From Skeptic to Advocate: Why Leaders Change Their Mind About Disciplined Recruiting

October 24th, 2025

TJ Kastning

Some of the most powerful endorsements don’t come from lifelong fans. They come from skeptics who were convinced otherwise.

That’s exactly what happened when Crestwood Construction decided to work with us.

Why Leaders Are Skeptical

For many leaders, recruiting firms trigger frustration:

  • Annoying calls and emails.
  • Shallow promises.
  • Resumes without context.

Crestwood’s leaders were no exception. As Tad Herrington admitted, “My experience with recruiters has been… annoying phone calls and emails that drove me crazy.” When the idea of partnering with a recruiter was first raised, his guard was up.

What Changed Their Mind

What moved Crestwood from doubt to buy-in wasn’t a sales pitch. It was structure.

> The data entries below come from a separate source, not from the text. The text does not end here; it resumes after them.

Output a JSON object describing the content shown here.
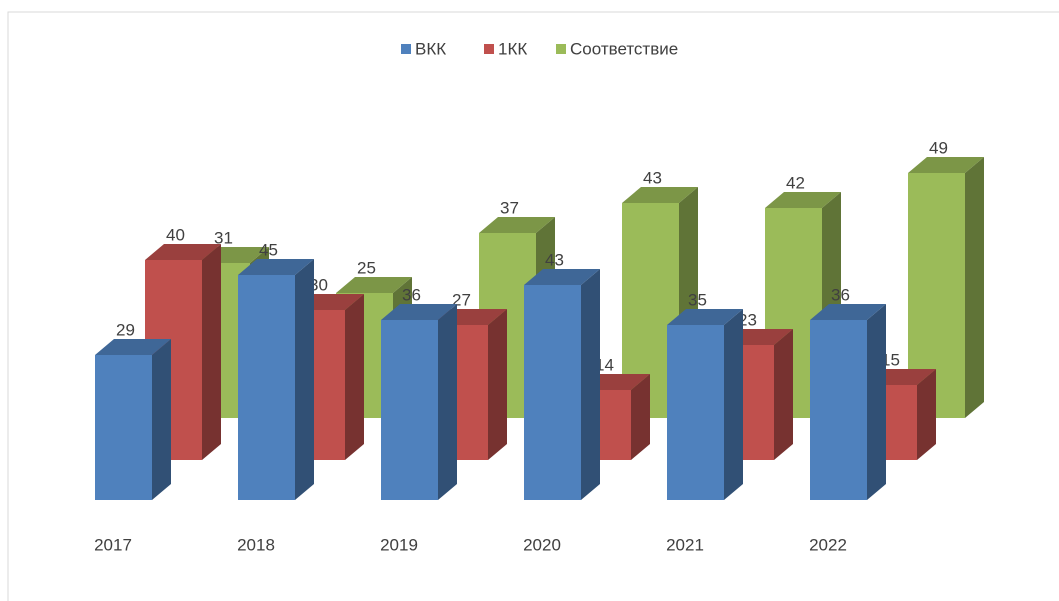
{
  "chart_data": {
    "type": "bar3d",
    "categories": [
      "2017",
      "2018",
      "2019",
      "2020",
      "2021",
      "2022"
    ],
    "series": [
      {
        "name": "ВКК",
        "color": "#4f81bd",
        "values": [
          29,
          45,
          36,
          43,
          35,
          36
        ]
      },
      {
        "name": "1КК",
        "color": "#c0504d",
        "values": [
          40,
          30,
          27,
          14,
          23,
          15
        ]
      },
      {
        "name": "Соответствие",
        "color": "#9bbb59",
        "values": [
          31,
          25,
          37,
          43,
          42,
          49
        ]
      }
    ],
    "legend": "top"
  }
}
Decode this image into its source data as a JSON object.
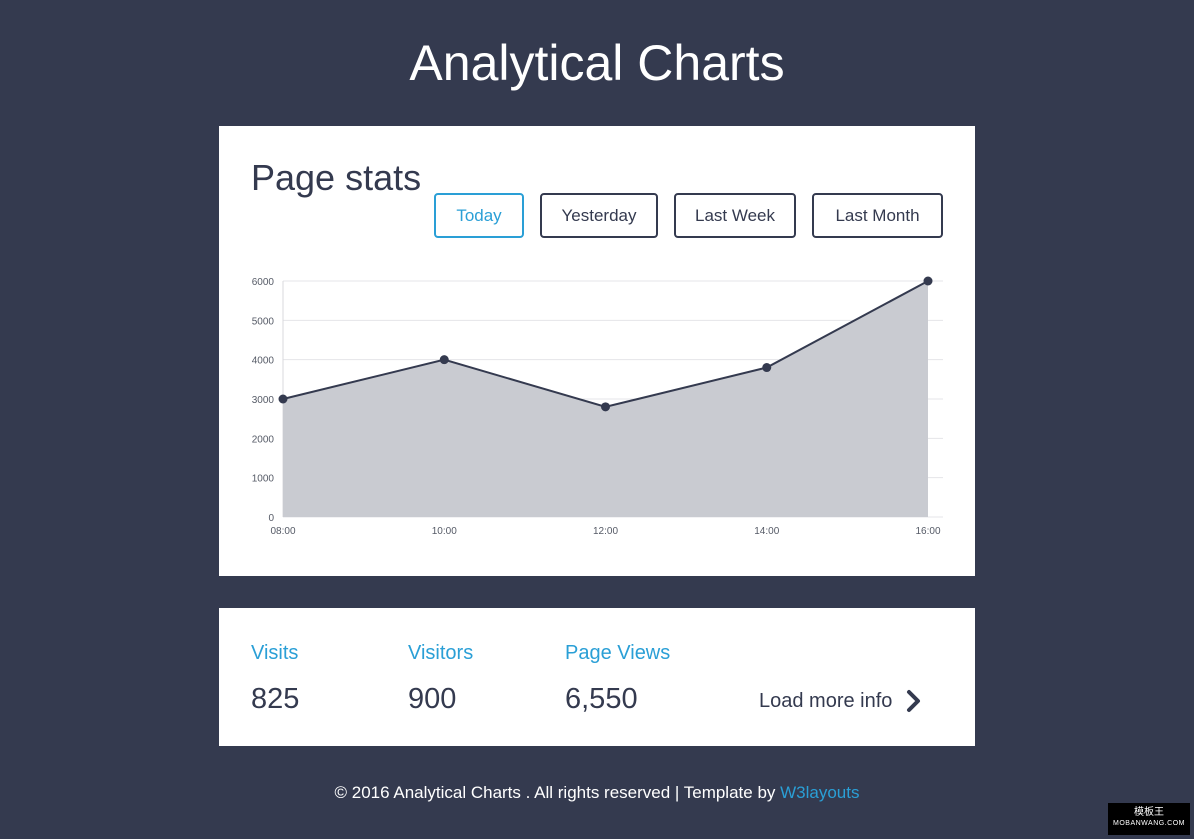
{
  "page": {
    "title": "Analytical Charts"
  },
  "stats_card": {
    "title": "Page stats",
    "buttons": [
      {
        "label": "Today",
        "active": true
      },
      {
        "label": "Yesterday",
        "active": false
      },
      {
        "label": "Last Week",
        "active": false
      },
      {
        "label": "Last Month",
        "active": false
      }
    ]
  },
  "chart_data": {
    "type": "area",
    "title": "",
    "xlabel": "",
    "ylabel": "",
    "categories": [
      "08:00",
      "10:00",
      "12:00",
      "14:00",
      "16:00"
    ],
    "series": [
      {
        "values": [
          3000,
          4000,
          2800,
          3800,
          6000
        ]
      }
    ],
    "yticks": [
      "0",
      "1000",
      "2000",
      "3000",
      "4000",
      "5000",
      "6000"
    ],
    "ylim": [
      0,
      6000
    ],
    "grid": true,
    "legend": "none",
    "colors": {
      "line": "#343a4f",
      "fill": "#c9cbd1",
      "point": "#343a4f"
    }
  },
  "summary": {
    "metrics": [
      {
        "label": "Visits",
        "value": "825"
      },
      {
        "label": "Visitors",
        "value": "900"
      },
      {
        "label": "Page Views",
        "value": "6,550"
      }
    ],
    "load_more": "Load more info",
    "load_more_icon": "chevron-right-icon"
  },
  "footer": {
    "text": "© 2016 Analytical Charts . All rights reserved | Template by ",
    "link_text": "W3layouts"
  },
  "watermark": {
    "line1": "模板王",
    "line2": "MOBANWANG.COM"
  },
  "colors": {
    "background": "#343a4f",
    "accent": "#2a9fd6",
    "card": "#ffffff"
  }
}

From the very first meeting, the difference became clear:

  • Discovery first. “They brought in some teammates that worked with us closely to go through all of our requirements and dig deep into the psyche of what it means to be a Crestwood superintendent”.
  • A disciplined process. Tad explained, “Through the presentation that they had provided during that initial meeting, I realized that this was a lot more than what I had ever thought it was. And at the end of that meeting, I had already changed my mind. I was all in.”
  • Shared accountability. Crestwood had to do the work of evaluating interviews independently: “After each interview, there was this requirement that Marshall and I not talk to each other… I quickly realized that because it would taint the opinion. After the interviews were recorded, Ambassador Group sent us back a summary of what we both said, where we were aligned and where we differed. It sparked a lot of conversation.”
A Lesson

Most leaders underestimate how much discipline it takes to reduce hiring risk. They assume the right candidate will reveal themselves quickly, or that a recruiter can magically deliver talent without demanding much engagement.

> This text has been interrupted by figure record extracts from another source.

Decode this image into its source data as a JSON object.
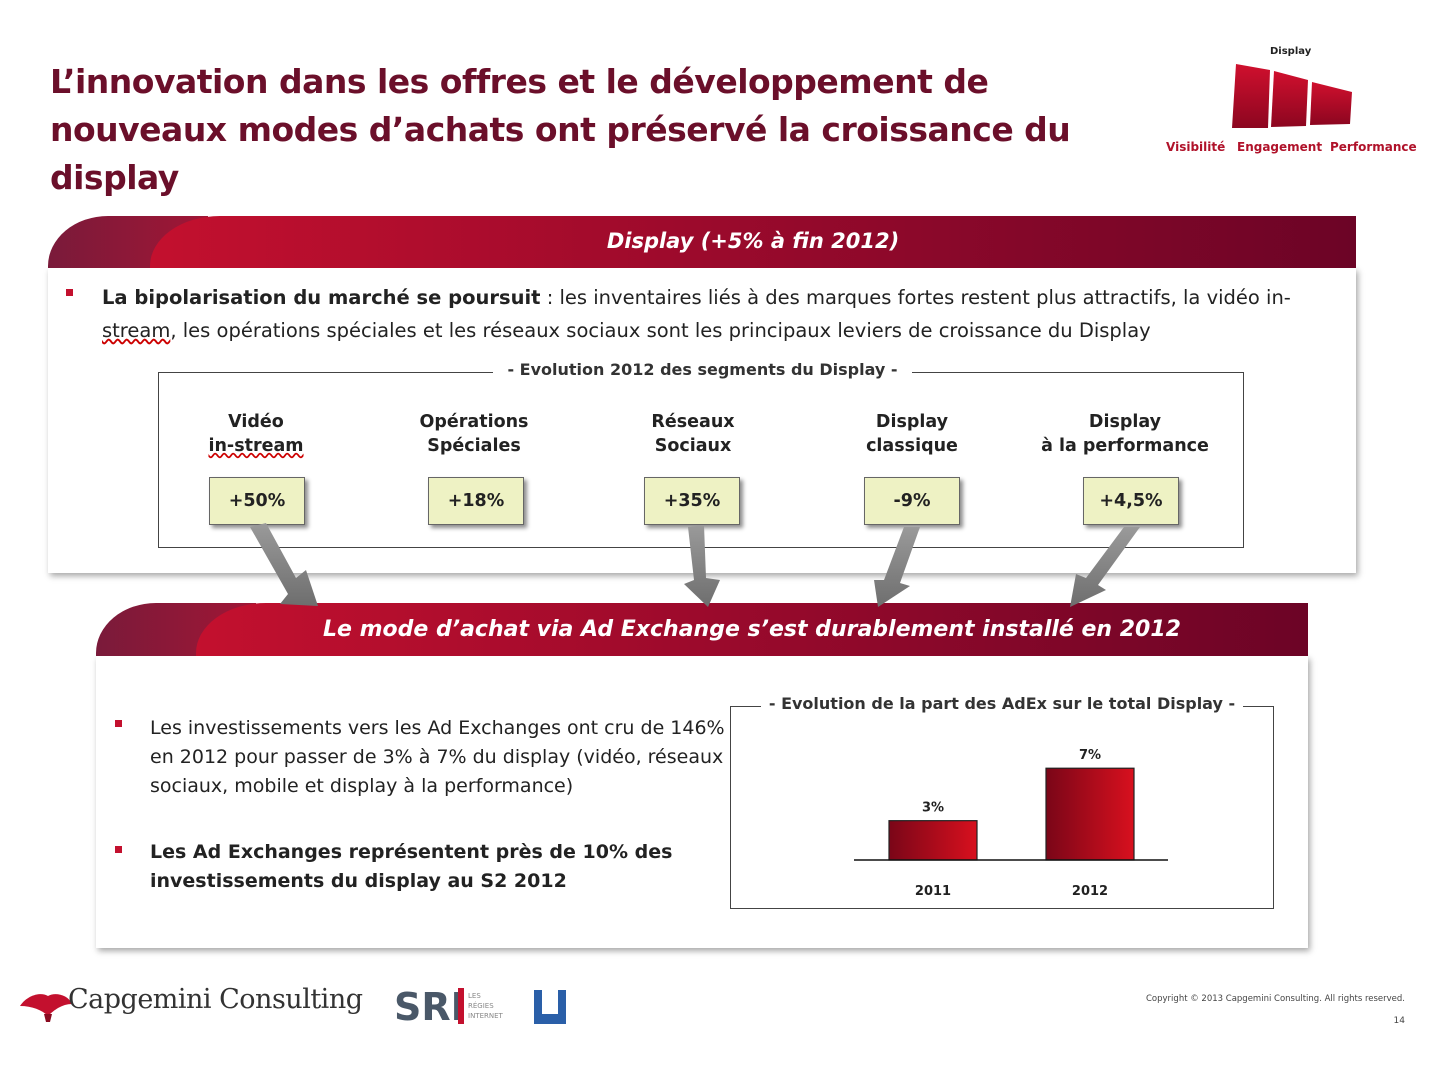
{
  "title": "L’innovation dans les offres et le développement de nouveaux modes d’achats ont préservé la croissance du display",
  "logo": {
    "top_label": "Display",
    "labels": [
      "Visibilité",
      "Engagement",
      "Performance"
    ],
    "color": "#b0122a"
  },
  "section1": {
    "band_title": "Display  (+5% à fin 2012)",
    "bullet_bold": "La bipolarisation du marché se poursuit",
    "bullet_text_1": " : les inventaires  liés à des marques fortes restent plus attractifs, la vidéo in-",
    "bullet_text_stream": "stream",
    "bullet_text_2": ", les opérations  spéciales  et les réseaux sociaux sont les principaux  leviers de croissance  du Display",
    "segments_title": "- Evolution  2012 des segments du Display -",
    "segments": [
      {
        "line1": "Vidéo",
        "line2": "in-stream",
        "value": "+50%"
      },
      {
        "line1": "Opérations",
        "line2": "Spéciales",
        "value": "+18%"
      },
      {
        "line1": "Réseaux",
        "line2": "Sociaux",
        "value": "+35%"
      },
      {
        "line1": "Display",
        "line2": "classique",
        "value": "-9%"
      },
      {
        "line1": "Display",
        "line2": "à la performance",
        "value": "+4,5%"
      }
    ]
  },
  "section2": {
    "band_title": "Le mode d’achat  via Ad Exchange  s’est durablement  installé en 2012",
    "bullet1": "Les  investissements vers les Ad Exchanges ont cru de 146% en 2012 pour passer de 3% à 7% du display (vidéo, réseaux sociaux, mobile et display à la performance)",
    "bullet2": "Les Ad Exchanges  représentent près de 10% des investissements du display  au S2  2012"
  },
  "chart_data": {
    "type": "bar",
    "title": "- Evolution  de la part des AdEx sur le total Display -",
    "categories": [
      "2011",
      "2012"
    ],
    "values": [
      3,
      7
    ],
    "data_labels": [
      "3%",
      "7%"
    ],
    "ylim": [
      0,
      9
    ],
    "grid": false,
    "bar_color": "#c3102e"
  },
  "footer": {
    "capgemini": "Capgemini Consulting",
    "sri": "SRI",
    "sri_sub": [
      "LES",
      "RÉGIES",
      "INTERNET"
    ],
    "copyright": "Copyright © 2013 Capgemini Consulting. All rights reserved.",
    "page": "14"
  }
}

But Crestwood’s experience reveals the opposite:

  • Discipline converts skeptics. Tad admitted, “Initially, being a skeptic of the whole recruiting process, I would say that from the beginning the openness and the straightforwardness… really changed my mind. It made a difference.”
  • Skepticism can be healthy—if it pushes you to demand structure. Crestwood didn’t lower their standards; they discovered a process that met them.
  • Trust comes from rigor. As Marshall Williams put it, “The support and management provided by Ambassador Group was tremendous every step of the way… going through a process this rigorous, there’s true buy-in.”

Hiring isn’t won by charm or shortcuts. It’s won by structure, discipline, and mutual respect.

That’s how skeptics become advocates.